Um estudo publicado em janeiro de 2025 defende um ponto de vista semelhante: a automação de tarefas no trabalho "não reduz necessariamente a ocupação", podendo até resultar em "ganhos de postos em alguns setores" da economia.
"Em princípio, poder automatizar uma tarefa antes laboriosa pode tornar os trabalhadores tão mais produtivos, que o output adicional compensa o fato de que parte de seu trabalho agora é feito por uma máquina", afirmam os economistas David Deming, Christopher Ong e Lawrence H. Summers, da Universidade de Harvard.
Reconhecendo que o impacto da IA provavelmente será "abrangente e duradouro", eles ressalvam que "a história nos ensina que, mesmo que a IA desestabilize o mercado de trabalho, seu impacto se desdobrará ao longo de muitas décadas".
Cooperar com o progresso – ou tornar-se obsoleto
É difícil determinar qual o real impacto de longo prazo das tecnologias de inteligência artificial sobre os mercados de trabalho globais, uma vez que ela ainda está em seus estágios iniciais.
A eficácia de diversas ferramentas de IA também dependerá de uma boa integração nos locais de trabalho, assim como da disposição e capacidade dos funcionários de empregá-las. Se eles se recusarem a utilizá-las integralmente, temendo por seus postos, isso poderá comprometer o aumento de produtividade que a nova tecnologia promete.

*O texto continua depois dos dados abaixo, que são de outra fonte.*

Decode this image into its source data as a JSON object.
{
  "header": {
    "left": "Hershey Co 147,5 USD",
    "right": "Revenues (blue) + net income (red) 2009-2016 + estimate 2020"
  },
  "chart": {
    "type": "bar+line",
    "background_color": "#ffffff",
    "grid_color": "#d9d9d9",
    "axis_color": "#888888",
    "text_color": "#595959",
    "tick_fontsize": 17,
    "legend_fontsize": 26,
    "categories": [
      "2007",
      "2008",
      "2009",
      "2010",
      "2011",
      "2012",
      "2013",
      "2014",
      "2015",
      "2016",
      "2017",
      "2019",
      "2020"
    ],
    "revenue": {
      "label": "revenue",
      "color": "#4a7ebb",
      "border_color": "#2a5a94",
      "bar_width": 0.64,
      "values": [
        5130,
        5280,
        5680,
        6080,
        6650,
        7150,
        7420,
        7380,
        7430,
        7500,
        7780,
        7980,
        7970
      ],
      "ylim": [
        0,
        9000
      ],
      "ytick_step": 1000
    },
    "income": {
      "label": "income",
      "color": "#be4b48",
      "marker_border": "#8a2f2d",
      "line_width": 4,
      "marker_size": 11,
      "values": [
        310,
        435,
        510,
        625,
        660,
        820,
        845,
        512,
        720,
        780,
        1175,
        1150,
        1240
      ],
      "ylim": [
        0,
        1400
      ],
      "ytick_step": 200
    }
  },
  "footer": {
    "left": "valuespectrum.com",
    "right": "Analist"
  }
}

O especialista alemão em mercado de trabalho Weber urge as empresas e os funcionários a se adaptarem ao panorama tecnológico em mutação e a aproveitarem as oportunidades. Para ele, a IA é um "game changer": "Ela apresenta oportunidades, mas elas precisam ser agarradas. É essencial mais desenvolvimento e treinamento ativo dos funcionários. Não só para acompanhar o passo, mas para avançar o máximo possível."